Él obedeció, expectante por saber qué se proponía. Una vez que se hubo arrellanado, ella se arrodilló entre sus piernas.

– ¡Oh, qué grande! -la oyó exclamar con su voz pueril. Orgulloso de ser el afortunado que le desvelaba el mundo de la masculinidad, sintió que la mano de la pequeña curiosa se posaba sobre su miembro. Como la serpiente al son de la flauta, ésta se irguió lentamente.

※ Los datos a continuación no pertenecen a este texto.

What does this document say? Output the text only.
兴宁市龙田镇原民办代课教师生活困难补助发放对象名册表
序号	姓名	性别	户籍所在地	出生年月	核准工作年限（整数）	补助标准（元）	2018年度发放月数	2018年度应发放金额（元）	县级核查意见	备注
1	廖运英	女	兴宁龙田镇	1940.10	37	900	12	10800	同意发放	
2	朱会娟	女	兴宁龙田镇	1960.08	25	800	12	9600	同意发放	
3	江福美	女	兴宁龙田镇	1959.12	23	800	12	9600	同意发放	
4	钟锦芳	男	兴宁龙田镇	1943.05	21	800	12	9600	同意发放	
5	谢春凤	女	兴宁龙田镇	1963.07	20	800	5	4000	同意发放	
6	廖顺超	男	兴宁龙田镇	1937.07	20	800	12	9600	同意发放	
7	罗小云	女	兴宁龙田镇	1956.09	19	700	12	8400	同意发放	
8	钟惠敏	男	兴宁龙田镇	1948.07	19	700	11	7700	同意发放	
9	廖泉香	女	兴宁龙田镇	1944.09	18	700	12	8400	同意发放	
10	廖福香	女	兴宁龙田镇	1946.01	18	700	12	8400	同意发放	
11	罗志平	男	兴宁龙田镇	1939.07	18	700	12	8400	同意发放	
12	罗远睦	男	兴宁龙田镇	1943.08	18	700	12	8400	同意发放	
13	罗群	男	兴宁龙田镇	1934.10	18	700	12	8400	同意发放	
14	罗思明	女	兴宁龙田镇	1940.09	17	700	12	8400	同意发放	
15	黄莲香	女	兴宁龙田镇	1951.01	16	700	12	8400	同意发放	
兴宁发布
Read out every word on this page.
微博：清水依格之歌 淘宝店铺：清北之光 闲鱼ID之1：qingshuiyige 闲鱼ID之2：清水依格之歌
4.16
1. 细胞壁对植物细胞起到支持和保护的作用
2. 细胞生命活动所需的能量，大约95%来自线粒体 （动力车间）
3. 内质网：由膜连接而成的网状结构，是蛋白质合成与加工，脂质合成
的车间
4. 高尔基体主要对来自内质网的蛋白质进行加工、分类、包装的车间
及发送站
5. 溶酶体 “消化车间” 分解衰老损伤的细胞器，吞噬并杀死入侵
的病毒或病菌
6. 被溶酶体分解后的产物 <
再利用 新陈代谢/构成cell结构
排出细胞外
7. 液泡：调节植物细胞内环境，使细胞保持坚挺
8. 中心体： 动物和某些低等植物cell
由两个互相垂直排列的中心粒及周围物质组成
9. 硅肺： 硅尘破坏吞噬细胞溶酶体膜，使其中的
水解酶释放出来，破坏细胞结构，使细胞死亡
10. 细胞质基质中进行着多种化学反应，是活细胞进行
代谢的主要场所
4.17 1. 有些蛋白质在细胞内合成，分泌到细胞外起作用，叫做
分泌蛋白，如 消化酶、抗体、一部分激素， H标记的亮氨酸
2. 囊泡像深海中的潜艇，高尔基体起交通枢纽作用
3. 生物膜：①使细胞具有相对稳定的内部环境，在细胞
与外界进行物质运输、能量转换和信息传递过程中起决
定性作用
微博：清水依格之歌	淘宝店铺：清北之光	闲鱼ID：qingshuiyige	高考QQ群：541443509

– ¡Ten cuidado! ¡Es muy sensible!

Sin responder, ella tomó la base entre dos dedos, como para medir su imponente diámetro.

– ¡Despacio, bonita!

Los dedos subieron a lo largo del miembro que se hinchaba» conmovido por aquel ingenuo recorrido. Aún se endureció más cuando ella le propinó una palmada, como cuando se aguija a un caballo. Claudio pensó, divertido, que la inocente chiquilla lo excitaba sin querer, sin saber muy bien qué hacer con aquel novedoso Juguete. Había llegado el momento de impartirle la primera lección de amor.

– ¡Espera! Te voy a enseñar.

Para su sorpresa, ella le agarró la muñeca en el aire y le colocó de nuevo el brazo al costado.

– ¡No te muevas!

Él quiso protestar, pero la manecilla había dejado ya erecto el miembro, cuya piel hacía deslizar con una suave firmeza. En un instante, quedó más tieso que una jabalina, gracias a la sabia combinación de la presión y la cadencia aplicadas. Claudio gimió, estupefacto. Ella soltó una risita.

– Y ahora, vas a gritar.

Aceleró el movimiento de la mano derecha a lo largo de la verga mientras le deslizaba la izquierda bajo las nalgas. Bruscamente, le hundió en el ano su índice afilado de niña. Al mismo tiempo, apretó con fuerza el glande congestionado.

Fulminado, Claudio gritó a pleno pulmón, al ritmo de las convulsiones que parecía que nunca iban a terminar. Cuando recobró la conciencia, Mesalina lo miraba enjugándose la mejilla.

– Tú también has gritado. Todos los muchachos gritan cuando les hacen eso. No lo pueden evitar. ¿Ves como sé cosas?